Friday, March 26, 2010

To Pilot Plant IIUM

Bravo! Finally we see some light to the end of the tunnel for this Pilot Plant. It is usual to have glitches here and there, but as long as the management understand and cooperates (in terms of financial assistance), I am sure all problems can be solved....

The waiting still prevails. We still have some minor loose ends with the utilities qualification. Few more equipments are pending qualification.
But we do have the human resources to get the plant busy.... So girls and boys, carry on with your routine operation run. Get familar with all the utilities operation and controls. Run the machines and be familiarize with the settings. Also finally..... clean, clean, and clean.....! Keep the plant sparkling clean and shine...!

Since GMP relys on documentation and records, do get all the SOPs ready for use on the shop floor. Whatever done, make sure it is recorded.

Let's make this pilot plant ready at any time for the pre-licensing audit.


Wednesday, March 24, 2010

GMP dilema

GMP guidance provides ample guides in ensuring the safety and quality of drugs manufactured. As the name implies, it serves only as a guide, not as a rule that you MUST follow.
This leaves us a lot of freedom to implement methods most suitable to our own needs, and methods better than what is practised by others. More often, you will always need to support your unique ways of doing things to satisfy the auditors - leaving most of us going for the safe approach and instead 'follow what others are doing.' Thus, lacking in creativity.

Another 'problem' of the GMP guidance is its non-specificity. For example, does a buffer room require an interlocking system? Why can't you release your products direct into a Quarantine room; from here it is released directly to the approve store? Must you need a buffer room for finished goods before going into a quarantine room? Is it compulsory to have a quarantine dedicated area, or can we use flexible methods to identify quarantine items, such as by ropes and quarantine labels.?

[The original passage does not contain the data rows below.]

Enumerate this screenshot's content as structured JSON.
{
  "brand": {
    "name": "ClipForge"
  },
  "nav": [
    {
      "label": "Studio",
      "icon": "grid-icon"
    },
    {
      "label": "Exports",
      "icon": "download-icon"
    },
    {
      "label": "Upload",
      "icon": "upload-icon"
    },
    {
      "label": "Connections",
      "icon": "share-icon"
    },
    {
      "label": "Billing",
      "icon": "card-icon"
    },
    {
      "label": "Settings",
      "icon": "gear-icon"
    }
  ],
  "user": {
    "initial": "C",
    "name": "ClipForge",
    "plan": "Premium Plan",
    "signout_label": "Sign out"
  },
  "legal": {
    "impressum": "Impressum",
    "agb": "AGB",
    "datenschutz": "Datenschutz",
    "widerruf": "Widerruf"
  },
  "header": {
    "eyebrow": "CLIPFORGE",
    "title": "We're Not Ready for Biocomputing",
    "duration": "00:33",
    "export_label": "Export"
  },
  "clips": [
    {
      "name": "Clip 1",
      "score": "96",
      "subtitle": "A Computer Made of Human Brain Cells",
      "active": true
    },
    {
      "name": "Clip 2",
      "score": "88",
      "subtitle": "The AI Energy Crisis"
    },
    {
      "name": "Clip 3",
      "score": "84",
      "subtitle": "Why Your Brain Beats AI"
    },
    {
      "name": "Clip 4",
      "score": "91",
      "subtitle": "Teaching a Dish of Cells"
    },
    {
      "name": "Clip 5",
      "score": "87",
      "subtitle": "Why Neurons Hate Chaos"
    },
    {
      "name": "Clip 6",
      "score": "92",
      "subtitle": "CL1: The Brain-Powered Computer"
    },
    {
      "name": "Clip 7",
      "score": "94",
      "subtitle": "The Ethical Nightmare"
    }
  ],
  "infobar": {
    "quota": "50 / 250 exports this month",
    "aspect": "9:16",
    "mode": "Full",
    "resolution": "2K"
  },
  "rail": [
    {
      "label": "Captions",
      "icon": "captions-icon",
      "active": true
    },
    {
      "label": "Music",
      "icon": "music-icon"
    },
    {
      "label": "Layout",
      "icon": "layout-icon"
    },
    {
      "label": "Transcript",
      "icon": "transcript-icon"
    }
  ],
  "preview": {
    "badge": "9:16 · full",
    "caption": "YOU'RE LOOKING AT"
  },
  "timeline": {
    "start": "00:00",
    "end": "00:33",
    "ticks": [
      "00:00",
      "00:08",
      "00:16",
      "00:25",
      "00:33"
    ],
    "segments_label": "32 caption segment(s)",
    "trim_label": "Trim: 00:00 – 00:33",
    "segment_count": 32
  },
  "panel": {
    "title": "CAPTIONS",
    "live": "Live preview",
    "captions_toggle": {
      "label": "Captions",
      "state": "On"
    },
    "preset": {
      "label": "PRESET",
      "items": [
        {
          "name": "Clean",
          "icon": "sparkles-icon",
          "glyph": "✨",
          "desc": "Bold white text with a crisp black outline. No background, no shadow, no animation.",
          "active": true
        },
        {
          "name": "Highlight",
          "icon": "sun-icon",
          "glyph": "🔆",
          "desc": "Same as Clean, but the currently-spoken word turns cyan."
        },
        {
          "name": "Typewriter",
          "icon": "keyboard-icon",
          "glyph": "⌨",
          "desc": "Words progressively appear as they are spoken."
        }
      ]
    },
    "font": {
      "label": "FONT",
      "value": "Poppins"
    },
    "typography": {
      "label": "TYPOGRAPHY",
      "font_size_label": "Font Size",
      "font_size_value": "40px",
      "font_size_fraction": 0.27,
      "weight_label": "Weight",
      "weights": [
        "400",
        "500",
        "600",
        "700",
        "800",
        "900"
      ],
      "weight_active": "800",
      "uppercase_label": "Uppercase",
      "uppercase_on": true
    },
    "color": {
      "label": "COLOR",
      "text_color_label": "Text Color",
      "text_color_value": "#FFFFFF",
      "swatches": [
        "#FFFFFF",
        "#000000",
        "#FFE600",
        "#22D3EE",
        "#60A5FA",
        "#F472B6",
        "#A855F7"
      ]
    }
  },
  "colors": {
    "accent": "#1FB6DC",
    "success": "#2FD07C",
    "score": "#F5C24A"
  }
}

There are many more issues pertaining to GMP guidance. I hope I can have some comments or share of experience from you all out there....

Saturday, March 6, 2010

GMP Training

We in Malaysia are not short of GMP trainings. MOPI and NPCB play active roles in providing and organizing relevant GMP trainings for the industries.

However, some of us may feel that the fees imposed are on the high end. Average charges is RM2,000 per person for a 2 days program, inclusive of training materials and refreshments. This is not inclusive of travelling and accomodations.....
[ Note: NPCB own training program are much cheaper, rarely exceeding RM500 per person for a 2 days program.]
Although we feel that this is expensive, it is relatively cheaper than the rates in Singapore. There are much more GMP training programs there and all are well attended by locals and foreigners.

Why expensive? This is purely to the fact that such training programs are highly specific and conducted by experienced people. You have to pay to get such knowledge and experience....

An alternative is to conduct an in-house training program. This is value for money as you'll be able to transmit the knowledge to more of your personnel. Check your target group.... if you need to train only your new executive, supevisors and below, why spend so much for a foreign trainer? You can easily get a local GMP trainer for such needs. The rates are cheaper, and the plus point; you can also claim 50% from the HRDF for such training program.